Everything is clean and well maintained. There’s no vandalism that I’ve seen. Portland’s a pretty good city as far as these things go, but the MAX train windows are always scratched and stuff is etched into the seats from time to time. Other cities I’ve ridden mass transit in have more of that kind of stuff. Not so here so far — the Yamanote line has significantly higher ridership than MAX ever will, yet doesn’t appear to have the cosmetic blemishes to make you think it.
It is a little strange to be constantly surrounded by a language I don’t understand. Ordering in restaurants by pointing at the menu works, but having the waiter saying all sorts of stuff to me that I don’t understand is weird, as is the fact that I’m always overhearing people around me talking but have no idea what they’re saying.
With that said, Tokyo (at least around the train stations, which is all I've seen) is very accessible for foreign—particular English-speaking—visitors. All of the important information related to the trains is in English (on directional signs, most station maps, the displays in the trains themselves, etc.) and a lot of the other signage (at the Imperial Garden and the shrine, for example) has English translations. The English is often that unique Japanese style of English, but I definitely appreciate it.

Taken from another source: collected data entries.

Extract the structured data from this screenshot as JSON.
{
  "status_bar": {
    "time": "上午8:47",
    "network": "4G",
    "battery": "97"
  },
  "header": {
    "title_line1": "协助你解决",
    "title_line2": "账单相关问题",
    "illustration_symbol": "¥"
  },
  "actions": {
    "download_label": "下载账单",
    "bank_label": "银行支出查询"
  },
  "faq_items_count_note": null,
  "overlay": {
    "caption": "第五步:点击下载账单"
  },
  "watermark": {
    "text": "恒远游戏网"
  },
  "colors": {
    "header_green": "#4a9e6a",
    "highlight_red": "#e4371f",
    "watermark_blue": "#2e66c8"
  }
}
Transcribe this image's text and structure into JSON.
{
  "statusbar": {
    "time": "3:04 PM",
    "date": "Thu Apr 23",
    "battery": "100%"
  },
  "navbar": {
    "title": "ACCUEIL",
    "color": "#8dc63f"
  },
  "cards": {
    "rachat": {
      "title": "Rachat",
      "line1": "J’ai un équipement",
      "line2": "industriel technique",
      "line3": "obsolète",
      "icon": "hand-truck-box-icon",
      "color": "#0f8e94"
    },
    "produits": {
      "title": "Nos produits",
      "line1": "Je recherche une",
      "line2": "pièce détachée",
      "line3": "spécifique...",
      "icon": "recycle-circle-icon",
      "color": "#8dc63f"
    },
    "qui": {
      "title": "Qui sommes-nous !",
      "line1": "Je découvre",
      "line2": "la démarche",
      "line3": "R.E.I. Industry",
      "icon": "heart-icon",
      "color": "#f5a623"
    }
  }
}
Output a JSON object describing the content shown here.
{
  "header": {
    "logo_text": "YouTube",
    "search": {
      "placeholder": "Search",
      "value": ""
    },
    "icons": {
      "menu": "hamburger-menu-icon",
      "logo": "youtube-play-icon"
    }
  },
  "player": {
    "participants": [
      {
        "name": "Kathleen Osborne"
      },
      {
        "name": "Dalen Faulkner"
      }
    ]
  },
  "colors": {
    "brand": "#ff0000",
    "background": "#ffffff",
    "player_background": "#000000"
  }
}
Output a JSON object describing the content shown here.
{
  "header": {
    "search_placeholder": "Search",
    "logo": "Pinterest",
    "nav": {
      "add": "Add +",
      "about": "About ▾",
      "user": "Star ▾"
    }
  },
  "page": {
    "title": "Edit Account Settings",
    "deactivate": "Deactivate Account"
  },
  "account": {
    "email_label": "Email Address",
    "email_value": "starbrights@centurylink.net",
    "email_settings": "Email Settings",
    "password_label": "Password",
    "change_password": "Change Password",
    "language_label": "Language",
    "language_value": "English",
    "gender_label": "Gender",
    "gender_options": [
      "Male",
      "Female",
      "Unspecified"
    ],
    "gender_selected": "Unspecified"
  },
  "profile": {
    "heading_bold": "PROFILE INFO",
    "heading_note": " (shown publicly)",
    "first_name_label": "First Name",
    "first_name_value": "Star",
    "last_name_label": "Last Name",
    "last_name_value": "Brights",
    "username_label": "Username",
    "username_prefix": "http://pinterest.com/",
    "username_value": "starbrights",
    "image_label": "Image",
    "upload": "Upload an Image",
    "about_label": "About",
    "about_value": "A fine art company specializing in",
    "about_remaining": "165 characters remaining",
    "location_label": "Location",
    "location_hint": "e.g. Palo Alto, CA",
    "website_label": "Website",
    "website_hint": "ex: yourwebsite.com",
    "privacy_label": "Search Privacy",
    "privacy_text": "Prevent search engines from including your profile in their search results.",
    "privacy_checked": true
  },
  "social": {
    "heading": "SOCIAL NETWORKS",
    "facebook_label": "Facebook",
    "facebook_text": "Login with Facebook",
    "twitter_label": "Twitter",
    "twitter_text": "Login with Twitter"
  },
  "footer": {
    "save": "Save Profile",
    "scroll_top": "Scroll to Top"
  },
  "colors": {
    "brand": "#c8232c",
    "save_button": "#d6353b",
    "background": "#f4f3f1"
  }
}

Before I left, people pointed out that I’d be a really tall guy looking out over a sea of shorter people and wondered what that’d be like. Walking around I really haven’t felt any different in that regard than at home: I’m well above average height at home, so aside from the fact that it’s less often I see someone my height here, I’m so used to being taller than almost everyone that I don’t notice a difference here.